I studied French at high school, though I never got to the stage where I was confident in being able to hold a conversation in the language. Aware that my skills would only continue to diminish, Fun A Day seemed like the perfect opportunity to return to my learning before forgetting everything entirely. 

Easing my way back into the language, I spent January watching French tv, reading Le Monde, remembering grammar rules, emailing a friend in French and booking/planning a trip to Paris in February! I created a zine to document some of the things I'd been up to and wrote everything in French, including my to-do list for my trip to Paris.

Image courtesy of Scotsman-In-Hawaii 



There was a vast variety of work for Fun A Day, which is part of what makes it such a brilliant project to take part in - almost nothing would seem out-of-place so you can really take your own idea and run with it. 

The Celebratory Exhibition was held at Roseangle Cafe Arts, Feb 8th from 6-9pm. There was such a great atmosphere made by people bustling around talking about the works, (trying to see as many as possible over the evening) all interspersed by the sounds of the flute whenever Matt-R was summoned by ringing a bell and later in the evening there was a performance by Playground Tactics. Then we joined up with folk from the DCA's Jutta Koether Seasons and Sacraments exhibition preview for a lot of dancing at an After-Party at Redd. Fun A Day, 2013 certainly got the year off to a great beginning... ensuite j'irai a Paris!


Wednesday, 6 February 2013

Zoo As A Gallery, Camperdown Conversations

In January, 2013 Beth Savage and I met to discuss the concept of the zoo as a gallery - what could this mean? What would we consider? What would we challenge? 


Before holding our conversations, we decided upon six topics to act as focal points for our discussions - value, aesthetics, roles and symbols, site/situation/proximity, the gaze and ethics - and each put forward a text relating to our thinking about individual topics. The conversations weren't confined to the topics and texts we presented but were often guided by them, so that the six conversations have overlaps but are distinct in their content.

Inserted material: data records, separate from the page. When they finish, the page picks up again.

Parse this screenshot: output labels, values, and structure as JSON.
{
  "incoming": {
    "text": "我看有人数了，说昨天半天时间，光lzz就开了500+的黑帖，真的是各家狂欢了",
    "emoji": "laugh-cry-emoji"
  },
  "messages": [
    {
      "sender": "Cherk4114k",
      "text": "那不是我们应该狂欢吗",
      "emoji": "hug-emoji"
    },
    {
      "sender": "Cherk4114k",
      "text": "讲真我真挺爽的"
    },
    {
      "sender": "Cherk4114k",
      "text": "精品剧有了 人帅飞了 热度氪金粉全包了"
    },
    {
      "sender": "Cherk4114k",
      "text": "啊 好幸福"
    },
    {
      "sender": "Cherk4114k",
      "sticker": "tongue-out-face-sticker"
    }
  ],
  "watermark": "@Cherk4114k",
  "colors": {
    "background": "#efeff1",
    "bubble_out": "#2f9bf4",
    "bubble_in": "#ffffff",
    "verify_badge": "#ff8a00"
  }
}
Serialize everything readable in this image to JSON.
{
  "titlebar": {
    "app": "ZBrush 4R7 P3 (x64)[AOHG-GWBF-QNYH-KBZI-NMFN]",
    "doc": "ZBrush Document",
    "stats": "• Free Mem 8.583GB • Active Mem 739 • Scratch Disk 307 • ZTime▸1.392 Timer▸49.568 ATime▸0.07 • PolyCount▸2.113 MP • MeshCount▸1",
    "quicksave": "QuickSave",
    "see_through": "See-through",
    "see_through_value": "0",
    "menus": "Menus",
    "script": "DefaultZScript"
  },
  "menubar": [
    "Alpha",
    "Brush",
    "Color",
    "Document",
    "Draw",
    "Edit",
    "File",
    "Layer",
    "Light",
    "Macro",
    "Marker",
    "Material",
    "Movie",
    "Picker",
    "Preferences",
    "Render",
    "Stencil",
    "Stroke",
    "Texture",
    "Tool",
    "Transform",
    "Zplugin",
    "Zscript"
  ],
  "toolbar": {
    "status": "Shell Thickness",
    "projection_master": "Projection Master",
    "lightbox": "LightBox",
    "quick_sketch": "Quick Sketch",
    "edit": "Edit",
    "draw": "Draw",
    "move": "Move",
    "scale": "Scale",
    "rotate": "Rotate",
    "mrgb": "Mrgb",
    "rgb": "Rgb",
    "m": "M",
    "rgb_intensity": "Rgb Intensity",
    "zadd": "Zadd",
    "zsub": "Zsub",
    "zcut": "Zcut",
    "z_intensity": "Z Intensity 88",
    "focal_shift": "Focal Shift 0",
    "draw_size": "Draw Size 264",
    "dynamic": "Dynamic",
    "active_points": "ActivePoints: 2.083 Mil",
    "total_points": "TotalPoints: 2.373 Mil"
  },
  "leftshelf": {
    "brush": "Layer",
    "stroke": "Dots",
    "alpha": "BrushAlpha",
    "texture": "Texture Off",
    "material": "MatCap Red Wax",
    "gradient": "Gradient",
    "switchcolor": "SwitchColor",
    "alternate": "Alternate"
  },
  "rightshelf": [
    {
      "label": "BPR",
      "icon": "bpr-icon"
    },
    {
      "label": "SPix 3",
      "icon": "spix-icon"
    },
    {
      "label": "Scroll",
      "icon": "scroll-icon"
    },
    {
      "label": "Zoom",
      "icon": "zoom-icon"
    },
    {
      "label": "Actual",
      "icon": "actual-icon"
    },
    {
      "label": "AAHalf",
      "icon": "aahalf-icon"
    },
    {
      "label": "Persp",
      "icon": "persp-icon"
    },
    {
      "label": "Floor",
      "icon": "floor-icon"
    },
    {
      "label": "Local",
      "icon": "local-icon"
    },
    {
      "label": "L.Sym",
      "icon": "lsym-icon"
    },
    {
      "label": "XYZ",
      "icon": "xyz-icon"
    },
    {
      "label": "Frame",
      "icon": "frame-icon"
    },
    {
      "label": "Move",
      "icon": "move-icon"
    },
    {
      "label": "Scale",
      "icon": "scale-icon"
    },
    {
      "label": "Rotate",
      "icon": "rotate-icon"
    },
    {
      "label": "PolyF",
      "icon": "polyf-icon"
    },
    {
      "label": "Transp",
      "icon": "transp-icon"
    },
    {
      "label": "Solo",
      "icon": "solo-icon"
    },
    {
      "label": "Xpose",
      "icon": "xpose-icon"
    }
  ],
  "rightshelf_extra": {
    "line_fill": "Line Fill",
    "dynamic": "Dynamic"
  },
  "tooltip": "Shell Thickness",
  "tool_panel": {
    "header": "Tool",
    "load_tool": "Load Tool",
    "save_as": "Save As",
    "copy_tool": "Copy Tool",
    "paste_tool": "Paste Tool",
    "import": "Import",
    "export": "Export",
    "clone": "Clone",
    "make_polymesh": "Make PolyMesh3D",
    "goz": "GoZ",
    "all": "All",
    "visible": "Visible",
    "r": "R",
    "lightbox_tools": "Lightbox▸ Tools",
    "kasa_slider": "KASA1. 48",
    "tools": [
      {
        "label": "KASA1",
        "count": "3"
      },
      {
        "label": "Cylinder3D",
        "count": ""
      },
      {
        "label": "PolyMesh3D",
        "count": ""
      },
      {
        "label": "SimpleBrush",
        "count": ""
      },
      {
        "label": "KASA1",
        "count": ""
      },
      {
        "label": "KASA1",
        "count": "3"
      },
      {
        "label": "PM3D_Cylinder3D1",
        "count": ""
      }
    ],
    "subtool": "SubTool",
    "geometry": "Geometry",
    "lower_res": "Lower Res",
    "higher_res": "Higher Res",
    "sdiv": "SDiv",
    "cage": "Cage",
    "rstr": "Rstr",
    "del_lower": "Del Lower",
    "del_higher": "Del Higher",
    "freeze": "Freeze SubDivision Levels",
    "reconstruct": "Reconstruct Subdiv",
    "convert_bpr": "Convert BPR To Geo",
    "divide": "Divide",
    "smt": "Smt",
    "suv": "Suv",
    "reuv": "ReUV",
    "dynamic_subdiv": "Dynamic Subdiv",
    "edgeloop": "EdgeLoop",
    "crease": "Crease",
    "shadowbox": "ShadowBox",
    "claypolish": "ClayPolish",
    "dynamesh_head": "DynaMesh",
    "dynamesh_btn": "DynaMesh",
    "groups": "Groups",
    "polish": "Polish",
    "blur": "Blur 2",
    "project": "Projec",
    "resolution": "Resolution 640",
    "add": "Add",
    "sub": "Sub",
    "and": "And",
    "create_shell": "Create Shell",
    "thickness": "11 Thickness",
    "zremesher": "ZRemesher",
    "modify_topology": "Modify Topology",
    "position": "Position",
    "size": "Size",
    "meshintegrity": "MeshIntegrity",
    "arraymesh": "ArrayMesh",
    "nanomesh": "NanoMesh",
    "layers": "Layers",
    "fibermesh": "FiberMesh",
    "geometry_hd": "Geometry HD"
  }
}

We made notes on screen prints Beth has worked on as part of her Residency at Camperdown Wildlife Centre. Toy animals explored the words as we explored our thoughts on the ethical considerations of animals in art, life, zoos etc. This project will continue to evolve. As yet it has no determined end-point, or aim, but I expect that once we listen back to the conversations we will have more of a sense of what route it could take.


Our day of conversation was recorded and can be heard by following this link from Beth's blog, there are also details of the texts/articles we read.






Sunday, 25 November 2012

Student Curatorial Team: Currency of Ideas Workshop

Alongside Holly Knox Yeoman, I recently devised a workshop for students of Exhibitions DJCAD's Student Curatorial Team of which we were members while studying in Duncan of Jordanstone College of Art & Design. Holly and I blogged on Exhibitions, DJCAD's blog about the two afternoons, Afternoon 1 and Afternoon 2.


The workshop, SCT: A Currency of Ideas was structured to take place over two afternoons. The first explored curatorial models and highlighted experiences that have so far been key to our understanding of curation. (This included talking about Collection(s) Part 1 and Part 2 which we worked on during our 4th year of University). The second afternoon facilitated the sharing, exchanging and improving of ideas for potential exhibitions and projects between the student members of the team. 




Great ideas were put forward and discussed amongst the team who are now continuing to develop them. I look forward to seeing how their exhibitions and projects develop over the next few months!